Ingin sekali rasa nya aku segera menarik tangan pria ini, untuk segera ikut dengan ku! tapi,aku tidak punya hak akan hal itu.Jika aku melakukan nya,maka istri pria itu akan memarahi ku habis habisan dan memaksa suami nya untuk kembali lagi ke dalam rumah.
"Mas janji akan segera kembali secepat nya! ibuk tetap lah di sini"
"Jika ada yang mengetuk pintu jangan di buka! ingat itu" lanjut pria itu sambil mengelus kepala istri nya
"Ayo mas!" ajak pria itu lagi pada ku
"Tunggu pak!" cegah ku
"Saya tidak membawa mobil,karna mobil kami tertabrak pohon tadi"
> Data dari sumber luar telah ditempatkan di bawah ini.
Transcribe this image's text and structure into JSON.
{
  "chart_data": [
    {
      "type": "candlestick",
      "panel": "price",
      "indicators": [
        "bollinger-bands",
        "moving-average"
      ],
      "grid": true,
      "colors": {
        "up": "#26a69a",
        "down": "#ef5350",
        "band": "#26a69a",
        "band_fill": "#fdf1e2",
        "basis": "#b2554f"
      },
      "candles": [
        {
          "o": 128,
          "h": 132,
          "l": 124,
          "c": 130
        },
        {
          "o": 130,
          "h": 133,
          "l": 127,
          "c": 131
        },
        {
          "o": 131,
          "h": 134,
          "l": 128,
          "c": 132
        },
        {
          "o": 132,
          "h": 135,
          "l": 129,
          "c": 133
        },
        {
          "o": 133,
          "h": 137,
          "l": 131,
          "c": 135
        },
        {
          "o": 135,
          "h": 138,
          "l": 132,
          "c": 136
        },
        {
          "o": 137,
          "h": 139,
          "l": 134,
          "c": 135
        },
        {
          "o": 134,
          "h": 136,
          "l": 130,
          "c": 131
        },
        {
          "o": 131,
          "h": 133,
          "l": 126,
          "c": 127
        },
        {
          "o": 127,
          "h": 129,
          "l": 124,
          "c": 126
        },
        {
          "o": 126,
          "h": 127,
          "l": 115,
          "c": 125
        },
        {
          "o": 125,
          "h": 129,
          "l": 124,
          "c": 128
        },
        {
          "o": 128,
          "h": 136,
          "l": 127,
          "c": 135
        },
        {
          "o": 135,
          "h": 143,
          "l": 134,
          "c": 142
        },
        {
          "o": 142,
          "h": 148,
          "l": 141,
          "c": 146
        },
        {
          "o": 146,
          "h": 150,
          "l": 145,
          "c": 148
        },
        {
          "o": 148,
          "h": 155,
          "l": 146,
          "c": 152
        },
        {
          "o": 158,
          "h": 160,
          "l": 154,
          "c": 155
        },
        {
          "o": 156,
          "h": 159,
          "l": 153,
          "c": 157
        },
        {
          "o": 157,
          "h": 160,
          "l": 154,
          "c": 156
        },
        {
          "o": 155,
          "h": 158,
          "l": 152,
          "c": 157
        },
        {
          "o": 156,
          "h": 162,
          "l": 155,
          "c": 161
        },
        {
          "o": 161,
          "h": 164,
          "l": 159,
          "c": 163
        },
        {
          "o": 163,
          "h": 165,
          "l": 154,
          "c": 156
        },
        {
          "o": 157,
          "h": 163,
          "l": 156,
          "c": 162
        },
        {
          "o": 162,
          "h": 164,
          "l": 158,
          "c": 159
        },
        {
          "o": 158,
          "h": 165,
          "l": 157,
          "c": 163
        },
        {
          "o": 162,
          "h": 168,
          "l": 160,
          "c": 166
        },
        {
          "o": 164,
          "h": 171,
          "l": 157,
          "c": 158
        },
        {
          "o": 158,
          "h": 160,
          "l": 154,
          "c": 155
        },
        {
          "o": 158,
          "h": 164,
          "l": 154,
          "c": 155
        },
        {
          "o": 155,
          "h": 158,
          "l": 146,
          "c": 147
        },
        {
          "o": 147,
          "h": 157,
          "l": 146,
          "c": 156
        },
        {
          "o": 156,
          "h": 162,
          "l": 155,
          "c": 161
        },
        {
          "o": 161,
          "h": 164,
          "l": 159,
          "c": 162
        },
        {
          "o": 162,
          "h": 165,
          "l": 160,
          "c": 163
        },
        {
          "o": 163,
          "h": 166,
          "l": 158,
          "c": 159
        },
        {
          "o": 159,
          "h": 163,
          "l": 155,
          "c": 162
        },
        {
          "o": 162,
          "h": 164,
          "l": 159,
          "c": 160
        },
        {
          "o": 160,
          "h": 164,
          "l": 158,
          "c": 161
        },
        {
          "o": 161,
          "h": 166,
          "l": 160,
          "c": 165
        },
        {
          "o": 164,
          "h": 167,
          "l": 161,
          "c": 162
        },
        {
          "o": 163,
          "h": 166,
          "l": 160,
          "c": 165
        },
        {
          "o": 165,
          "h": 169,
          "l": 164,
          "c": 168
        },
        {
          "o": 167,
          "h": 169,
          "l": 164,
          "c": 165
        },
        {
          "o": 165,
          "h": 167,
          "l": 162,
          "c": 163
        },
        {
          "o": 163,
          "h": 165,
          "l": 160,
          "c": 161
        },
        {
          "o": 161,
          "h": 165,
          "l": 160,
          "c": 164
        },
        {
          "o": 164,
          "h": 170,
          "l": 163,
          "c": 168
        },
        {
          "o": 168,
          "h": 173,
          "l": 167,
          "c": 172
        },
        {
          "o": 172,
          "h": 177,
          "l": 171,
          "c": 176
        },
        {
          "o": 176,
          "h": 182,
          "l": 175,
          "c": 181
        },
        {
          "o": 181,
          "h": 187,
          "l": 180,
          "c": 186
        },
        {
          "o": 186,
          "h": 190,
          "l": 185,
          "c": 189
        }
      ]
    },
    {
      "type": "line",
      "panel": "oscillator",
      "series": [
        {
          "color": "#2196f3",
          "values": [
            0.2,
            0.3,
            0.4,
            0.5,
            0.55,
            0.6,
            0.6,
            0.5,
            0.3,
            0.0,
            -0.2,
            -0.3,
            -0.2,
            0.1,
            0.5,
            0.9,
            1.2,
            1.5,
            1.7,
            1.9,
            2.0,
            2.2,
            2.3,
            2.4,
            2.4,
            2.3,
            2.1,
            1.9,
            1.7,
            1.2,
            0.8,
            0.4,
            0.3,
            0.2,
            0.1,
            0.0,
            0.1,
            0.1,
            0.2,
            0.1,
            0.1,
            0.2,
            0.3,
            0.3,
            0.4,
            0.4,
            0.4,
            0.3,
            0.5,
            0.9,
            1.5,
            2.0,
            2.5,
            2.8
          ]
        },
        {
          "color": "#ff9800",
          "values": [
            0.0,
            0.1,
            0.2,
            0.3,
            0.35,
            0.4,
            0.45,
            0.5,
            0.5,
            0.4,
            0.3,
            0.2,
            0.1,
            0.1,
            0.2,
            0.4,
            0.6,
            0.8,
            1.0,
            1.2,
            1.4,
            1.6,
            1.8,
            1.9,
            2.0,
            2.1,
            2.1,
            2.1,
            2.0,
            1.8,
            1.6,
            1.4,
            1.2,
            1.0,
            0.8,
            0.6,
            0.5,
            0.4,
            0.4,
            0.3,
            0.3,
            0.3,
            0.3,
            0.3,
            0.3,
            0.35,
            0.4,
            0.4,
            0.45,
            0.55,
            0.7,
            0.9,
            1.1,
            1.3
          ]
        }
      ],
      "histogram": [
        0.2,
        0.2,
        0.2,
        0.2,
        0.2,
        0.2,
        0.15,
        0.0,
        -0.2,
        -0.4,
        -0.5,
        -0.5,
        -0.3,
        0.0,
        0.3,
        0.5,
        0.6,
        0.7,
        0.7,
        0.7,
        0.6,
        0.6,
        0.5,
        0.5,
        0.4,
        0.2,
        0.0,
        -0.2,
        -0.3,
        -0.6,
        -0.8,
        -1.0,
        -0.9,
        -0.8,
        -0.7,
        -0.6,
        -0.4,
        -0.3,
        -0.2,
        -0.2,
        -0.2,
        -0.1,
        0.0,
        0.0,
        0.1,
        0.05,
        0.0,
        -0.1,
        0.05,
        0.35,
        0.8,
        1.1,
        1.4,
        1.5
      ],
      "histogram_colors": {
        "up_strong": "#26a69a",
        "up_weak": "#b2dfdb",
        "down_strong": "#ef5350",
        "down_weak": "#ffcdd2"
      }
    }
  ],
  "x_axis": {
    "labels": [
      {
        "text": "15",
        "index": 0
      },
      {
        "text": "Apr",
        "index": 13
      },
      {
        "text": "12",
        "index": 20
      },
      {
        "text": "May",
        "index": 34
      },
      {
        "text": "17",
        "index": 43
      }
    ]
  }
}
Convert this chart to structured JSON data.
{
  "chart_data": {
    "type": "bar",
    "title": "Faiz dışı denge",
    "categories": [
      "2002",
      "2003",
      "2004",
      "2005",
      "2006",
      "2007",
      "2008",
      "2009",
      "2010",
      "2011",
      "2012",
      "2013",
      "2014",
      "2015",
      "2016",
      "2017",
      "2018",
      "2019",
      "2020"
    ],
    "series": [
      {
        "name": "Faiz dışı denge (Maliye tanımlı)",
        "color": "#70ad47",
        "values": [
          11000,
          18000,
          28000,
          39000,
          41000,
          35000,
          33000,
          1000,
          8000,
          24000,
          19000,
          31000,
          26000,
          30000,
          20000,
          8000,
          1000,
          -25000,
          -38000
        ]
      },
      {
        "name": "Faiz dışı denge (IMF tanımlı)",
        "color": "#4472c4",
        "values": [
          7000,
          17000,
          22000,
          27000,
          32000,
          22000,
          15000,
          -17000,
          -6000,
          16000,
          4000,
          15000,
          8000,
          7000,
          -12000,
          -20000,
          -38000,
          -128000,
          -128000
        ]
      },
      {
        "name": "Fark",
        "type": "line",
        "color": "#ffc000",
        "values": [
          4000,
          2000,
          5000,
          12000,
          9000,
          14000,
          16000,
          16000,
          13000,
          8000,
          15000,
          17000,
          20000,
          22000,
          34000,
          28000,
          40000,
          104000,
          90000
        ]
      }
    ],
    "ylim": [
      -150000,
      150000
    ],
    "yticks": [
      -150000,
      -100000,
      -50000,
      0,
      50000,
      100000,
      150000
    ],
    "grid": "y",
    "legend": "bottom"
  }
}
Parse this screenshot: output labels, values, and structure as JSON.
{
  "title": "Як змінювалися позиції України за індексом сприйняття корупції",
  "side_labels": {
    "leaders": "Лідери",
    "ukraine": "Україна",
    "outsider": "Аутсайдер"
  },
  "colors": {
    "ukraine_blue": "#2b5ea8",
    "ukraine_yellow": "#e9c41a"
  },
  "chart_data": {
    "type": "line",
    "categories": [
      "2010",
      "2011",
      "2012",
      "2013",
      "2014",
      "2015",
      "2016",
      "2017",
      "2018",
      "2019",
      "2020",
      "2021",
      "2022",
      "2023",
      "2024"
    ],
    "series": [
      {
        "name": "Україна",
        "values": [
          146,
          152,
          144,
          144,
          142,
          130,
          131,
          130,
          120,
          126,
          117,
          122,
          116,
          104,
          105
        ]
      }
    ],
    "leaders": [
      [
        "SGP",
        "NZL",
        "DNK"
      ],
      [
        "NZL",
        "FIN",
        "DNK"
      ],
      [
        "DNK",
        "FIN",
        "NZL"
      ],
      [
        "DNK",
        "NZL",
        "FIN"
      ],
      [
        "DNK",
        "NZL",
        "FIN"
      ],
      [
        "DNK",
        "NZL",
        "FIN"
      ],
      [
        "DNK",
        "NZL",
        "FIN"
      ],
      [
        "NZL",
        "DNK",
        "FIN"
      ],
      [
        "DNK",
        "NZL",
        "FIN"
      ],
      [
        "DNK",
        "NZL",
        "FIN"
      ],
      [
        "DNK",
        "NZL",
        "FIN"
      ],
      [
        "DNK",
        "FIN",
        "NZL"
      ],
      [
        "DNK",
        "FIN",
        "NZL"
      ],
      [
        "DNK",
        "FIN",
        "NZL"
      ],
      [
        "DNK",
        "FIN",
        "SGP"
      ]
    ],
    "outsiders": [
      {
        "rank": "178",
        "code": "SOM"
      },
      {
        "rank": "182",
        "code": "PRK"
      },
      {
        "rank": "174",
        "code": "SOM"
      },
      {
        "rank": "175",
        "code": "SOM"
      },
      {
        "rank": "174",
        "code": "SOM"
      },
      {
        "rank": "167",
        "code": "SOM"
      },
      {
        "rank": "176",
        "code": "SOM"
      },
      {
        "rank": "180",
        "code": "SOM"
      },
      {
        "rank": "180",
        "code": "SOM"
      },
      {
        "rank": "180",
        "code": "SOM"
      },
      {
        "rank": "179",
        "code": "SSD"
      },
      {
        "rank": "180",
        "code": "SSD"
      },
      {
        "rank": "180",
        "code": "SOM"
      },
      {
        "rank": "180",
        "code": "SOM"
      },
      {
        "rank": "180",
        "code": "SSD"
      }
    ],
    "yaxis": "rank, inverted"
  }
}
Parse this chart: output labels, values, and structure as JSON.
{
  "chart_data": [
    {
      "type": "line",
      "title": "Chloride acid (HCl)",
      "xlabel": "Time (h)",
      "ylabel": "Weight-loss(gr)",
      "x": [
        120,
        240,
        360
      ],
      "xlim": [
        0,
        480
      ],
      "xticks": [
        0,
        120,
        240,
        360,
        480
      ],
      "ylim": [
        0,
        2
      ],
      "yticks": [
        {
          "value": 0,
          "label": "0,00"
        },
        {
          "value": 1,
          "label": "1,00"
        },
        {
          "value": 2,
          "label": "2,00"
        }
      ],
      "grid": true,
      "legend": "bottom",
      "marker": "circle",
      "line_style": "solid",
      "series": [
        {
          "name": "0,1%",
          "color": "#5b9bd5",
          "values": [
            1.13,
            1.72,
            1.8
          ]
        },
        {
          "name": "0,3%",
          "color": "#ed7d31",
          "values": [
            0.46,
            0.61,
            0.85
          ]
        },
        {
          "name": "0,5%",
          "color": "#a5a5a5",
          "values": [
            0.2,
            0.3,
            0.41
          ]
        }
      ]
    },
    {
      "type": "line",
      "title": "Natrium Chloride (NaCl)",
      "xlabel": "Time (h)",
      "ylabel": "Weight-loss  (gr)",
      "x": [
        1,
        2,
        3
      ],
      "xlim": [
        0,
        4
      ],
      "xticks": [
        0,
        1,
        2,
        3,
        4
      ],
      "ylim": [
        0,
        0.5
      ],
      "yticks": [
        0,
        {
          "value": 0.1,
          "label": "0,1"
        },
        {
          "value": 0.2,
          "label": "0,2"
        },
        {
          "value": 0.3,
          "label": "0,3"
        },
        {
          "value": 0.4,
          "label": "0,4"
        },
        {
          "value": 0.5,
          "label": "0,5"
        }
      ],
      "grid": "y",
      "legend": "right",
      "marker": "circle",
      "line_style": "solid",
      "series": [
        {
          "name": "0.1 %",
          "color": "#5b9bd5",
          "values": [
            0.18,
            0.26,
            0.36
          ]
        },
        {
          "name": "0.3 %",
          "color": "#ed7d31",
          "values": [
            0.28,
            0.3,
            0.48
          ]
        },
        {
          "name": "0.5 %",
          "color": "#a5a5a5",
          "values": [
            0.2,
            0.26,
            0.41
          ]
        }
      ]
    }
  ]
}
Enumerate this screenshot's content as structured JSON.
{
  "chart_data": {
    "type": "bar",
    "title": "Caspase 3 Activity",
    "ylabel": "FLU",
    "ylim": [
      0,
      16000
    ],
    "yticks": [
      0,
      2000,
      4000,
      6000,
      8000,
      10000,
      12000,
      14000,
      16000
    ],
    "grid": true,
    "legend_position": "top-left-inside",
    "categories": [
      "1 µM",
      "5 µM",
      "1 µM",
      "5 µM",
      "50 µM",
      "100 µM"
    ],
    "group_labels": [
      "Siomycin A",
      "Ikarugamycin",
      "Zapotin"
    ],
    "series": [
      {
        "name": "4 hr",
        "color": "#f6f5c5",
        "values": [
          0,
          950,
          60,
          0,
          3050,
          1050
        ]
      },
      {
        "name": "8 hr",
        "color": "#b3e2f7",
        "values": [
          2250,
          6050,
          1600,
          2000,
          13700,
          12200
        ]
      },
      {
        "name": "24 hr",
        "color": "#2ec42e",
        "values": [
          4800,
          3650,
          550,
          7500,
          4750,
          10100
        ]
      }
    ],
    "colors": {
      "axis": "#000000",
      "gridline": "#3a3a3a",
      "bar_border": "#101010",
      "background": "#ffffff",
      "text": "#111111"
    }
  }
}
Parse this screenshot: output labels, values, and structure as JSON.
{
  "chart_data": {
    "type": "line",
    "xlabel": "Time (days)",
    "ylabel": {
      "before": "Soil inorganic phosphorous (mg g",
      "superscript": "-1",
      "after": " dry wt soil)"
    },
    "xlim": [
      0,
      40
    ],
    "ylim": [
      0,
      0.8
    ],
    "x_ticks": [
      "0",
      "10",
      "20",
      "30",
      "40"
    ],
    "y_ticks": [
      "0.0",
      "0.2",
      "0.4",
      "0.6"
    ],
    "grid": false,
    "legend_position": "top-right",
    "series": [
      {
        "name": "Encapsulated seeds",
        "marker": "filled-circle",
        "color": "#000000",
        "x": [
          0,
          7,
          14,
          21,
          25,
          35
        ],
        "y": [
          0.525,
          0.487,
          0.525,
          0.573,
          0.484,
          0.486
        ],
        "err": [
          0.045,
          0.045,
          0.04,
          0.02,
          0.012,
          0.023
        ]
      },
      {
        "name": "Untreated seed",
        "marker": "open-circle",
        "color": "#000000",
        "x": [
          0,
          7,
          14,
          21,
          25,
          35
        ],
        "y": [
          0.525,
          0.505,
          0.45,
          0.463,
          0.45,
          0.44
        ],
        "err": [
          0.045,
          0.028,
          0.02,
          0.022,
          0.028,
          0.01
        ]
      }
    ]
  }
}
Setelah mendengar perkataan dari ku, terlihat pria itu menatap ku sebentar lalu berjalan ke samping rumah nya,dan beberapa menit kemudian tampak sebuah mobil pick up ia keluar kan dari dalam sana.
"Naik mas!"
"Iya pak!" jawab ku cepat dan segera masuk ke dalam
Pria yang duduk di samping ku ini, langsung menginjak pedal gas dengan kecepatan penuh,yang sontak membuat ku langsung berpegangan pada kursi yang sedang ku duduki ini.
Selama di perjalanan pria ini tak mengucapkan 1 patah kata pun pada ku,dia hanya tetap terus fokus menyetir di sertai dengan wajah yang sangat cemas.
__ADS_1
Aku yang melihat itu hanya diam dan terus berdoa agar sang maha kuasa melindungi mereka,dan aku berharap saat kami sampai di sana! kevin,dan keenan dalam keadaan yang baik baik saja.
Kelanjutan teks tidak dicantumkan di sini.